German Finance Minister Wolfgang Schaeuble said remarks that Greece would need another debt cut prompted him to say this week that the cash-strapped country will receive another aid program.
“The debate that there will be a new debt cut was dangerous” as it could have fanned the euro region’s debt crisis after promises that the the first cut was unique, Schaeuble told visitors to his ministry’s open day in Berlin.
“You could have a problem somewhere in Malta, and interest rates would rise in Spain, and the economy goes down. That’s something I wanted to avoid at all cost,” Schaeuble said.
At the same time, answers had to be given to questions on whether Greece would need any fresh money, Schaeuble said. Even dyed-in-the-wool members of his Christian Democratic Union party had expressed concerns at party rallies that the government was trying to hide aid requirements until after the German election on Sept. 22, he said.

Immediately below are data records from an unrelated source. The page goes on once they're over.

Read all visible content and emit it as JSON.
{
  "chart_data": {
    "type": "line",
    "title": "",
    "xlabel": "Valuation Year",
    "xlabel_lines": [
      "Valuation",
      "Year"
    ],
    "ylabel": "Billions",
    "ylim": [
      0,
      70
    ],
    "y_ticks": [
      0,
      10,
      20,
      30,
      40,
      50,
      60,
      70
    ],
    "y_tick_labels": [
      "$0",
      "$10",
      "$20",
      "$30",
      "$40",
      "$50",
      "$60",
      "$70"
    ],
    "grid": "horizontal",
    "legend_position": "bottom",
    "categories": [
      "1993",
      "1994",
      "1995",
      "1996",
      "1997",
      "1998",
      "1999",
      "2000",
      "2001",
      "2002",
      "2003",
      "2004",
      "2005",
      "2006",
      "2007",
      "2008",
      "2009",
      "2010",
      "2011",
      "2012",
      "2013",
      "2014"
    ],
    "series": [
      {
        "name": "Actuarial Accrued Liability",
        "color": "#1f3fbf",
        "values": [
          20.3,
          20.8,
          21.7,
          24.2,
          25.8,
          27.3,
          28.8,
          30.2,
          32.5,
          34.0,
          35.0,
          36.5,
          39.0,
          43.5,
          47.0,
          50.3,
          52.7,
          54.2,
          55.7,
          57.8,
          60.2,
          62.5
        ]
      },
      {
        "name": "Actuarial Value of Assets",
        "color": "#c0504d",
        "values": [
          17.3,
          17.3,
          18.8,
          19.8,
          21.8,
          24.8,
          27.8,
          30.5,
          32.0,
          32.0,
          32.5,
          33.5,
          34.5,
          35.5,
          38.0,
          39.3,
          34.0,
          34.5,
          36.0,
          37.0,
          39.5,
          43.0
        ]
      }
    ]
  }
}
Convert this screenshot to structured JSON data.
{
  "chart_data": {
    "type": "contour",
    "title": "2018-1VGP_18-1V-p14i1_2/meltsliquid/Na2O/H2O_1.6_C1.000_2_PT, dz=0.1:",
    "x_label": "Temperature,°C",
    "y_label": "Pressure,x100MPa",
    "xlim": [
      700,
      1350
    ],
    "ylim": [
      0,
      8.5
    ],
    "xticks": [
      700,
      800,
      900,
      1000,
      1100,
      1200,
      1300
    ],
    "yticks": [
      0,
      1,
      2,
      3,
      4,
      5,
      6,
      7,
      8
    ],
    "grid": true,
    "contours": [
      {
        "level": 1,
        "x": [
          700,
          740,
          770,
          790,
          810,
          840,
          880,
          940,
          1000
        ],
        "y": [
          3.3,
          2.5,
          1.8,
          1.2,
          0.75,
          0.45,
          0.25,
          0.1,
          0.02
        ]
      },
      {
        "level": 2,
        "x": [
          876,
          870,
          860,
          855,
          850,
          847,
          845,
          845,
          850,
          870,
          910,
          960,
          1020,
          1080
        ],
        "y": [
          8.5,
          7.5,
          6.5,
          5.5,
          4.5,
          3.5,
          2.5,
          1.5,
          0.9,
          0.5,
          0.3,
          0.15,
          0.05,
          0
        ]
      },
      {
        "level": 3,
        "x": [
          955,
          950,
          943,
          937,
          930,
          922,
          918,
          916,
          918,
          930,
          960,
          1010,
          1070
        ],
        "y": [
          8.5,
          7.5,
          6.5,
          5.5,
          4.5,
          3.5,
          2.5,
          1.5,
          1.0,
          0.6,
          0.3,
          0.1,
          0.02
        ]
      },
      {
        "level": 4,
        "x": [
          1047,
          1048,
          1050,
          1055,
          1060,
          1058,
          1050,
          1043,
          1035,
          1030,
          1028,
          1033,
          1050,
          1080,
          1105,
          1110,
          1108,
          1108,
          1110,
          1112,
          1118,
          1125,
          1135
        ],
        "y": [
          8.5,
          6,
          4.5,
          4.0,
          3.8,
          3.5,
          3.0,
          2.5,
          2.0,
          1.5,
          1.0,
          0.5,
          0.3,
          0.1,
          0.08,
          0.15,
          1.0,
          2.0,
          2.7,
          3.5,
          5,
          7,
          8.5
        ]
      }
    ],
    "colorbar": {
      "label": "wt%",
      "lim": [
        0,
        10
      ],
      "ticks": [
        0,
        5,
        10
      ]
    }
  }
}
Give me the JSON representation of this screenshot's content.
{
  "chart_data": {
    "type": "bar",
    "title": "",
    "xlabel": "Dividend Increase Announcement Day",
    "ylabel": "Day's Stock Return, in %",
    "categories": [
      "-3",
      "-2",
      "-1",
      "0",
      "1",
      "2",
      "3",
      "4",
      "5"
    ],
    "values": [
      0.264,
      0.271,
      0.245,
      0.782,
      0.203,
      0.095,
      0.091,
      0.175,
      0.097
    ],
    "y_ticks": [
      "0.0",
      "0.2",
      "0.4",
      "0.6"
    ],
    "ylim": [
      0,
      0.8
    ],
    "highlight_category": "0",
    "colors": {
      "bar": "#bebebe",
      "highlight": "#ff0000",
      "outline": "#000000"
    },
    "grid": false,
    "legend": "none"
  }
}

“I had to make clear that there won’t be a debt cut, but that that doesn’t mean that nothing has to be done next year,” Schaeuble said. “I wanted to avoid that anybody could say that this government isn’t saying what it knows before the election.”
Greek Finance Minister Yannis Stournaras told Athens-based newspaper Proto Thema the country may need 10 billion euros ($13.4 billion) in aid. While another debt cut isn’t under discussion, Greece will get more time to repay loans and lower interest rates if it achieves a primary surplus, he said.
While declining to mention any figures, Schaeuble today said the volume of the next aid program will be “much lower” than previous ones and not all of Greece’s additional requirements can come from the European Union’s so-called structural funds.
Separately, Schaeuble said leaders and finance chiefs from the Group of 20 will discuss in St. Petersburg next month how monetary stimulus can be withdrawn and a return to positive yields in some countries achieved without throwing economies into disarray
“One has to weigh this very carefully,” Schaeuble said. “How can we steer this thing so that the economy doesn’t fall apart but the money markets still stabilize again, normalize again, so you get one percent more interest on your savings account than the rate of inflation.”